In Namibia, the severe poverty line is measured as being an income of N$3330.48 per year or less per adult equivalent, based on the cost of meeting food as well as some non-food needs. The upper poverty line is measured as an income of N$4535.52 per year per adult equivalent.
The report states that households fall into poverty if their income is too small to care for everybody in the household or if one or more adults have to stay home to care for children, elderly or other family members. The report defines children as those under the age of 16 and uses the upper poverty line to determine the different poverty lines per region and age.
Children up to five years are considered to require only half as much as adults in terms of consumption needs and children 6 to 15 only three-quarters as much. This means, according to the report, that a household consisting of six adult members would have been considered poor if its consumption fell below about N$27,210 per year while a household containing two adults, two young children below six and two other children below 16 would not have been considered poor unless their consumption was below N$20,410.
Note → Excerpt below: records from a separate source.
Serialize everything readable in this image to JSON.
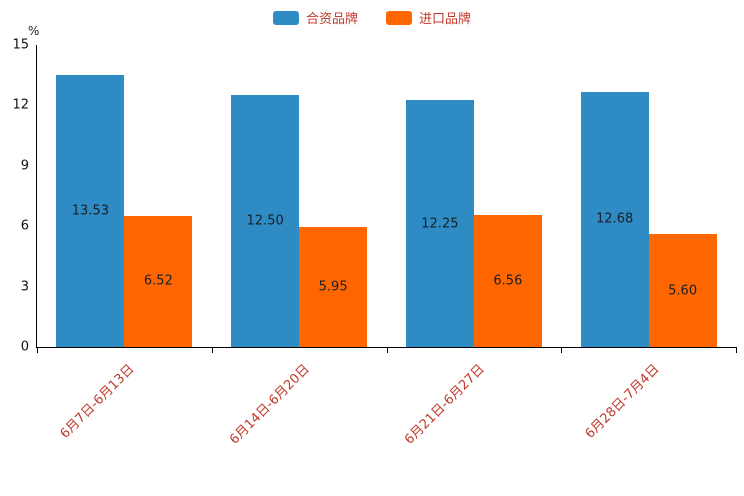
{
  "chart_data": {
    "type": "bar",
    "title": "",
    "categories": [
      "6月7日-6月13日",
      "6月14日-6月20日",
      "6月21日-6月27日",
      "6月28日-7月4日"
    ],
    "series": [
      {
        "name": "合资品牌",
        "color": "#2E8BC4",
        "values": [
          13.53,
          12.5,
          12.25,
          12.68
        ],
        "labels": [
          "13.53",
          "12.50",
          "12.25",
          "12.68"
        ]
      },
      {
        "name": "进口品牌",
        "color": "#FF6600",
        "values": [
          6.52,
          5.95,
          6.56,
          5.6
        ],
        "labels": [
          "6.52",
          "5.95",
          "6.56",
          "5.60"
        ]
      }
    ],
    "xlabel": "",
    "ylabel": "%",
    "ylim": [
      0,
      15
    ],
    "yticks": [
      0,
      3,
      6,
      9,
      12,
      15
    ],
    "grid": false,
    "legend_position": "top"
  },
  "colors": {
    "axis": "#000000",
    "y_tick_label": "#111111",
    "category_label": "#c0392b",
    "legend_label": "#c0392b",
    "value_label": "#17202a",
    "background": "#ffffff"
  }
}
The report found that a large majority of children find themselves in households lacking durable goods such as television, stove and cars but have radio’s and cell phones. Only 32.3% of poor children are in households that do not have a telephone or cell phones; however 13.7% of children living in poor households lack any of the durable goods.
Although there has been some limited improvement since the last survey (2003/2004), deprived children lacking access to clean water, improved sanitation, electricity and safe heating, are still widespread. As many as 80.7% of poor children are in households that do not have access to an improved source of drinking water, 88.7% have no access to improved sanitation, 87.6% have no electricity even for lighting purposes and 76.6% use wood, coal or dung for heating.
The report also touches on the role social grants play as a means of providing social protection against poverty and vulnerability. Namibia is one of the few countries in Africa that has a well-established and functioning social grant system, although the quantity of such grants is still relatively low. Statistics found that 18.2% of all children and 22.1% of poor children are in households where there is a person receiving a pension whilst child maintenance and foster care grants amounts to 10.5% of poor children. Administration data states that 110,639 people received maintenance and foster care grants in December 2009, which is N$2400 per year for one eligible child. The number has however since increased. Moreover, the old age pension is set to increase to N$600 from the current N$550.